Saint Jean de la Croix
VII. Foi et Espérance
POUR comprendre en quoi consiste ce dépouillement, il faut lire les Livres II et III de la Montée du Carmel. Notre but est l’union à Dieu, cependant, notre nature est bornée, il faut donc nous arracher à notre nature, mourir à nous-même pour vivre unie à Dieu. Telle est la folie, la démesure des saints. Nous avons trois facultés : l’intelligence, la mémoire et la volonté dont l’exercice est déficient ; pour les rendre proportionnées au but recherché, il faut leur faire adopter un exercice surnaturel, celui des vertus théologales de Foi, d’Espérance et de Charité.
Le livre II de la Montée du Carmel décrit les purifications de l’entendement.
Le livre III décrit celles de la mémoire (chapitre 1 à 14) et de la volonté (15 à la fin). Considérée en synopse, chacune de ces facultés peut s’exercer selon une activité bonne, mauvaise, moitié-moitié, etc. Suivons le plan de saint Jean de la Croix :
-I- Purification de l’intelligence
Qu’est-ce-que la Foi ? Les connaissances que nous avons sont naturelles ou surnaturelles selon qu’elles nous font connaître des objets, des vérités, des êtres par raisonnement ou par révélation. Cependant, du moment que ces objets se présentent à l’intelligence, par exemple un ange, ce sont des idées humaines. Et ainsi, toutes les idées que nous formons, même venant de Dieu, sont disproportionnées par rapport à leur objet divin.
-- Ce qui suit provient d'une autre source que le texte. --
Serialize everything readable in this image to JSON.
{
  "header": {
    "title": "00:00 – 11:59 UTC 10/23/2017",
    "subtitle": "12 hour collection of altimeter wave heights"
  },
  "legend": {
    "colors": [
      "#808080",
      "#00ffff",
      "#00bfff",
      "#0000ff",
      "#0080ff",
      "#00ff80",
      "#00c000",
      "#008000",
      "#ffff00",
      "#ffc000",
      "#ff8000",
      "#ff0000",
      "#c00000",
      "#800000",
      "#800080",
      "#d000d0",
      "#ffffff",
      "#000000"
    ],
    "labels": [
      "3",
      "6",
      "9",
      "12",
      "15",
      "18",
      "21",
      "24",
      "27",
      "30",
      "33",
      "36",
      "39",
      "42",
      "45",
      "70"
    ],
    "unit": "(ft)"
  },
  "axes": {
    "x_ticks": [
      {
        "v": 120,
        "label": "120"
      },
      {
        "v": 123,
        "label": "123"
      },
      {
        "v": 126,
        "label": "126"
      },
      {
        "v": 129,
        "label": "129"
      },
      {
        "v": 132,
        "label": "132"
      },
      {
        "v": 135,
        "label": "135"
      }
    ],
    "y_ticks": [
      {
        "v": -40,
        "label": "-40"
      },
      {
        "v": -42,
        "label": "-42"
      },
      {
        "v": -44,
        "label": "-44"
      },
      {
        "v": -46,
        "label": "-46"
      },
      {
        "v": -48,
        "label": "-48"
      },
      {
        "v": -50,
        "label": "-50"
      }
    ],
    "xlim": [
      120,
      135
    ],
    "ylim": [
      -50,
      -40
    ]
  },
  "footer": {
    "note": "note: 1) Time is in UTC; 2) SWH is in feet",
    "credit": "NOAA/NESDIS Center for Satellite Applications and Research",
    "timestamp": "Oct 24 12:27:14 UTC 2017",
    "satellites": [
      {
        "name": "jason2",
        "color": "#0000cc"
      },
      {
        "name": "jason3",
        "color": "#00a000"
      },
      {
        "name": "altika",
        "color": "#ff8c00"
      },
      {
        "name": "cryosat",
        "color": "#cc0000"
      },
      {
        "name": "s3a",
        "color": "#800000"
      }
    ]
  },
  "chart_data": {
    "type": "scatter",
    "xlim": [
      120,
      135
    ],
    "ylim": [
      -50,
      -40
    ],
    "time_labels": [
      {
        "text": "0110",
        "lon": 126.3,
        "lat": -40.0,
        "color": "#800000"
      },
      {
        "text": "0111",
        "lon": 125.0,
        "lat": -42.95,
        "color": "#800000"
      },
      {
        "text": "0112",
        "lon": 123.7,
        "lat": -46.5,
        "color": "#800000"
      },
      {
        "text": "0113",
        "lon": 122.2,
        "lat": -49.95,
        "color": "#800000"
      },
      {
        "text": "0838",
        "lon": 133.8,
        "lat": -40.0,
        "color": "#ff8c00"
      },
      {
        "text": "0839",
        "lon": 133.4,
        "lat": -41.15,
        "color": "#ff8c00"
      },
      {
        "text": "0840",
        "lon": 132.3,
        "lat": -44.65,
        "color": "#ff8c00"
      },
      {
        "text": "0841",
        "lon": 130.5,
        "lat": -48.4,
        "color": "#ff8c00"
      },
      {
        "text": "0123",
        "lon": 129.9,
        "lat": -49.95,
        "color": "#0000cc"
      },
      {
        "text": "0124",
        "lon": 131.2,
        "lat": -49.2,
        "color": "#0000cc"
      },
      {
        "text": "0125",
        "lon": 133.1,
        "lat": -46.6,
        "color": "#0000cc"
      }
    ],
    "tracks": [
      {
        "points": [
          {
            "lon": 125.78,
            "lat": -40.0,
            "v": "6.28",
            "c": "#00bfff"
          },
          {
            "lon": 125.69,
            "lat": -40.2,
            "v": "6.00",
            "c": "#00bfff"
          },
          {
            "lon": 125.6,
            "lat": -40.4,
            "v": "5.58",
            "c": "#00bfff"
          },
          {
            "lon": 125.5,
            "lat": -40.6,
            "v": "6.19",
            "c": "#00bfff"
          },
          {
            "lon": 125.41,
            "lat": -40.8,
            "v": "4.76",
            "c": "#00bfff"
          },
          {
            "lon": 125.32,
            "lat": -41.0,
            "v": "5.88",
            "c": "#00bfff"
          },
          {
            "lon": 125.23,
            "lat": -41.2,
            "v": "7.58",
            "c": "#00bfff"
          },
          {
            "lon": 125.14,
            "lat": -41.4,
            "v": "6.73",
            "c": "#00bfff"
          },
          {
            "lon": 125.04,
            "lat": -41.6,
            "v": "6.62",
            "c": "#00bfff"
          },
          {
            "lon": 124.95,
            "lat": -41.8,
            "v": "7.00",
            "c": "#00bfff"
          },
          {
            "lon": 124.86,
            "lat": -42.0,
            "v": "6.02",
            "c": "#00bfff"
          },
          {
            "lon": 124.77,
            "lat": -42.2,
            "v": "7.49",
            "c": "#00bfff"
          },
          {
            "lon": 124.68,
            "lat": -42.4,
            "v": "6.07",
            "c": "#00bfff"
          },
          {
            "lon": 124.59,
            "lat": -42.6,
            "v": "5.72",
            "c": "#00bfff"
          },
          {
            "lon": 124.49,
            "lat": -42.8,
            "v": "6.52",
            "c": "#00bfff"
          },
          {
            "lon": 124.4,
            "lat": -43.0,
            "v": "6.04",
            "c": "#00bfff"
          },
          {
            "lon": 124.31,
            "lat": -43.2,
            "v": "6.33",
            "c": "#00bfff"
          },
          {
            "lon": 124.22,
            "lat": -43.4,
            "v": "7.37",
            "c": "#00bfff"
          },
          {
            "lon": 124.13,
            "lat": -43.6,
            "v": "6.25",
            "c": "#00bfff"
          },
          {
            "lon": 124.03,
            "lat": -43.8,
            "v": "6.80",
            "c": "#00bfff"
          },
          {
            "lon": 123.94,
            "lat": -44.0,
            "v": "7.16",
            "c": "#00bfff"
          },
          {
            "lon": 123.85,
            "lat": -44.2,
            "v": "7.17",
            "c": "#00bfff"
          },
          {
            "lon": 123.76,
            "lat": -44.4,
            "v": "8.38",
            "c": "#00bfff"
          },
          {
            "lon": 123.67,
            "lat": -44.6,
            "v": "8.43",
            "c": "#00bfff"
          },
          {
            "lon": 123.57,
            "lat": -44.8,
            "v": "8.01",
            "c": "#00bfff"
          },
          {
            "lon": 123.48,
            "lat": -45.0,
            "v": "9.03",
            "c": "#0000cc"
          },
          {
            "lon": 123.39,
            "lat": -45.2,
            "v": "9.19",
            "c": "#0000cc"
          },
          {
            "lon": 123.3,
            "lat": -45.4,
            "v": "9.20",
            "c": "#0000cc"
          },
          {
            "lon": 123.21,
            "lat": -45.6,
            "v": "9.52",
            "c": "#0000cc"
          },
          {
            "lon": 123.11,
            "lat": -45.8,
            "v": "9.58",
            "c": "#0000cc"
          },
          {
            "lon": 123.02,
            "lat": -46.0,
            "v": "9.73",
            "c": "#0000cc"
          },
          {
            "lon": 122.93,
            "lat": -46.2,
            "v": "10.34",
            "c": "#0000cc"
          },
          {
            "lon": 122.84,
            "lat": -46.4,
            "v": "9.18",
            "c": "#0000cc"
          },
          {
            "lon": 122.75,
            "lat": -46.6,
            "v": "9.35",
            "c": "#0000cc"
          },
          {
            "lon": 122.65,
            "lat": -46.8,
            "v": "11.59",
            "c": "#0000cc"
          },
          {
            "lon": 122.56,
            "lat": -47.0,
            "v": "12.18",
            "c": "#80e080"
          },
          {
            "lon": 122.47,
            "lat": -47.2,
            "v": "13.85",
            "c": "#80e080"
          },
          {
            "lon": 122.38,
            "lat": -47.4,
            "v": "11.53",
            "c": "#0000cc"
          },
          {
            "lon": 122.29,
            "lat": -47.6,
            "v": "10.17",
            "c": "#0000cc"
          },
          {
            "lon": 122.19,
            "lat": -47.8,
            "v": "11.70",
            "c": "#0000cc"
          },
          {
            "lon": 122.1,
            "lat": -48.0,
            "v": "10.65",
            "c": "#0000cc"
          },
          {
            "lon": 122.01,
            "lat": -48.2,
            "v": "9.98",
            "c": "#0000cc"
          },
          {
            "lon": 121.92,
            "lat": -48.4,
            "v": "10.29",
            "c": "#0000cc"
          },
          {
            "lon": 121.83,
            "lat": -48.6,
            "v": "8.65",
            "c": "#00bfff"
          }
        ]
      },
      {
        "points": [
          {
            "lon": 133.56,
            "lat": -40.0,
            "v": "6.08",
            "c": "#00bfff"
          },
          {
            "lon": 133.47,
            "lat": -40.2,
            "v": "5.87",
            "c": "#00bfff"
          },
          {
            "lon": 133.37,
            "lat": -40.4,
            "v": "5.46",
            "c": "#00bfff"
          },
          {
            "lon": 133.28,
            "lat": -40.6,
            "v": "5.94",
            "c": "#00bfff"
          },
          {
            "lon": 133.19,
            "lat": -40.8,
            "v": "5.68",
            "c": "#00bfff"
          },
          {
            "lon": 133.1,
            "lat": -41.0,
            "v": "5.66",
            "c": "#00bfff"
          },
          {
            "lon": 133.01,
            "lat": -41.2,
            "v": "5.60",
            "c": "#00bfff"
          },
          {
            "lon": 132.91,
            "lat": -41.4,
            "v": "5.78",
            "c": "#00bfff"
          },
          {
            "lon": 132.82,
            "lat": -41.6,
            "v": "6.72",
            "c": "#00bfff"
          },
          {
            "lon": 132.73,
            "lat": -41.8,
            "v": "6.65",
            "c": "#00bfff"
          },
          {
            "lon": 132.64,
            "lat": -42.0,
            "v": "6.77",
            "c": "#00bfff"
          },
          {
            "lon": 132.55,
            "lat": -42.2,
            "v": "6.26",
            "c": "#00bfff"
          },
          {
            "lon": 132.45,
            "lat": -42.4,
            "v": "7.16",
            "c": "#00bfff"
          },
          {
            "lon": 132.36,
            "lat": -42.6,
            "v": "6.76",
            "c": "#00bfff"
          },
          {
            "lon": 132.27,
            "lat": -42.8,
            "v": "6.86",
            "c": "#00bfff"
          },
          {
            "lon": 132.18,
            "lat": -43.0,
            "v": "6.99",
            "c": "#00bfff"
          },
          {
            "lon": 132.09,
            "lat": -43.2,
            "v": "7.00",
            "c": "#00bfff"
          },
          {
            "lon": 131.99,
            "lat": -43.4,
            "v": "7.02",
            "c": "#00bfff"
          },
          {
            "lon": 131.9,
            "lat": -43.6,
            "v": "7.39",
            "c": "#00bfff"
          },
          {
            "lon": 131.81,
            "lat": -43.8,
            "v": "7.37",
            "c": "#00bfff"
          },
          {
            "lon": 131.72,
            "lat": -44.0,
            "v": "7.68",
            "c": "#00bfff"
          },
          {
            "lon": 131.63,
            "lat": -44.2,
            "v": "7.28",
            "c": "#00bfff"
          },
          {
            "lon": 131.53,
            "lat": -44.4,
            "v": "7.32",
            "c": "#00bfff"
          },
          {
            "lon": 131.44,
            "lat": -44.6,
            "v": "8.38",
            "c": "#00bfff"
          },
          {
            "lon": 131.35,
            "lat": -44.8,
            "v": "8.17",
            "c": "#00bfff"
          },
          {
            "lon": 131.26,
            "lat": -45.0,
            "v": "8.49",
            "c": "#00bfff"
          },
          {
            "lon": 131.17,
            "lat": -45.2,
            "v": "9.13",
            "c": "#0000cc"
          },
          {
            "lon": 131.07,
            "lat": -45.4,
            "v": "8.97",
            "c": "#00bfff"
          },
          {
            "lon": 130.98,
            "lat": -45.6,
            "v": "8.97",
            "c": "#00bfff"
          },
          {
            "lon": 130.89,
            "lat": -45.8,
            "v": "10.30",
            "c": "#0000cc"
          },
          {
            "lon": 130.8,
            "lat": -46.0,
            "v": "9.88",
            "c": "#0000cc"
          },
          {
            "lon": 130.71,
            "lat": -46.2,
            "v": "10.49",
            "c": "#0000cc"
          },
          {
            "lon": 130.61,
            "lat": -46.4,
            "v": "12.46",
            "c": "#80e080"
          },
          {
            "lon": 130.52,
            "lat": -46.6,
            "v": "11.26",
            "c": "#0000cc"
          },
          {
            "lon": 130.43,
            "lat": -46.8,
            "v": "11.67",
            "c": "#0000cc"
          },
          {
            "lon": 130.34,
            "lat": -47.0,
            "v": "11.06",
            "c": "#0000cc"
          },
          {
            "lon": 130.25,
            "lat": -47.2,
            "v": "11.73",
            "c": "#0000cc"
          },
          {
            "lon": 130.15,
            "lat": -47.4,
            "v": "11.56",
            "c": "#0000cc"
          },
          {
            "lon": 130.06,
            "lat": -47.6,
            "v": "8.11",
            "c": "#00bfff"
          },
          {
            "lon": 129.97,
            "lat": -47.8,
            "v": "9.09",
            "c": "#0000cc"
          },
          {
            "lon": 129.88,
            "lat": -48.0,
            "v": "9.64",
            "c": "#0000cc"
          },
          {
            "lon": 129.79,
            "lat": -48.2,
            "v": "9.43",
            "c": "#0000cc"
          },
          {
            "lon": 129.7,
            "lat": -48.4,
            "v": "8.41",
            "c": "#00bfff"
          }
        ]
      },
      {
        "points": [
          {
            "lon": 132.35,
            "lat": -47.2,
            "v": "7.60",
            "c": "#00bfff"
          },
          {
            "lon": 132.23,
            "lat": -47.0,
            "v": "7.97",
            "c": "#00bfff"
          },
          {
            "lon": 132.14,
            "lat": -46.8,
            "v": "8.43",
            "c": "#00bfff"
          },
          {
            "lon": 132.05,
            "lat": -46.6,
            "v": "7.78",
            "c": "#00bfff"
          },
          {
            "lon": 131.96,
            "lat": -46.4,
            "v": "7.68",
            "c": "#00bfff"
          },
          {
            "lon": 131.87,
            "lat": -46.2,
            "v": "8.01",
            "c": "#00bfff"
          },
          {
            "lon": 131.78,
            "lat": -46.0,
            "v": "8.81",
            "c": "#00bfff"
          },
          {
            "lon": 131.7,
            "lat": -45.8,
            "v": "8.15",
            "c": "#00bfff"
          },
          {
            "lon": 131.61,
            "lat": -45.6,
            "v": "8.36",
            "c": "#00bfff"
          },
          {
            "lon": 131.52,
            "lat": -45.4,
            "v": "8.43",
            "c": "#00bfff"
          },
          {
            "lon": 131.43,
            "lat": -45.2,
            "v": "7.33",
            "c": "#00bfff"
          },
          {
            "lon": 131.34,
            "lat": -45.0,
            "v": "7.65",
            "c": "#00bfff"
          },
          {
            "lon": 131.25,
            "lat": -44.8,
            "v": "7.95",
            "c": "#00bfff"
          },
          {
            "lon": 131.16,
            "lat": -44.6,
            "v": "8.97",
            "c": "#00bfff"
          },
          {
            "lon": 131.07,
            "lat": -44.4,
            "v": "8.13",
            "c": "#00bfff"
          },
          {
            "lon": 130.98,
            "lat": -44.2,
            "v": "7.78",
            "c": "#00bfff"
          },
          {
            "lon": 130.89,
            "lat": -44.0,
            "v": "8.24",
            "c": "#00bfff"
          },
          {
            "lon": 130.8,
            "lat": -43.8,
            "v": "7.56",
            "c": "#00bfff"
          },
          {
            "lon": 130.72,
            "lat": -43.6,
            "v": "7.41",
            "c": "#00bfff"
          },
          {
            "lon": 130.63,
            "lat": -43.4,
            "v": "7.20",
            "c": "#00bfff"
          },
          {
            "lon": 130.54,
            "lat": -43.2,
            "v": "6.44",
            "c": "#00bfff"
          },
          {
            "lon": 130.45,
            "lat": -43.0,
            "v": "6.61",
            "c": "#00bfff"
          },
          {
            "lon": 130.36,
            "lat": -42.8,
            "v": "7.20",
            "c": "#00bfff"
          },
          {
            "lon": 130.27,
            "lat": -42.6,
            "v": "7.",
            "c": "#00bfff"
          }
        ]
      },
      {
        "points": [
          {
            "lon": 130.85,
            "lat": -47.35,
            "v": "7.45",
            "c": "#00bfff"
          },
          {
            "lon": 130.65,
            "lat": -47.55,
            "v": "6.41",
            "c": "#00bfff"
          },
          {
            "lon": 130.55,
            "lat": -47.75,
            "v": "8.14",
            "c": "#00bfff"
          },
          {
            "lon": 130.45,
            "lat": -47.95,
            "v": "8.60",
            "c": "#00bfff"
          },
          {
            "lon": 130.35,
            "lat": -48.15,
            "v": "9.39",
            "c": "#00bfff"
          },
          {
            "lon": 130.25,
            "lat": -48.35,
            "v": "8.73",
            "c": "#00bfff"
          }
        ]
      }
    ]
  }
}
La Foi, elle, n’est pas la connaissance directe d’un objet. Elle nous vient de l’ouïe et nous enseigne par l’Église des vérités certaines quoique obscures pour nous. À nous d’y adhérer sans les « comprendre », c’est-à-dire sans les réduire à nos capacités si limitées par rapport à l’infini de Dieu.
Je dis « Credo » et mon intelligence accepte cette donnée en toute inévidence et sans la comprendre. C’est un bond à l’obscur de mon intelligence. Cette intelligence dépouillée de toute connaissance peut adhérer à un objet obscur qu’elle tient cependant pour certain, elle épouse le mystère ( II 1,2,3,7,8 ).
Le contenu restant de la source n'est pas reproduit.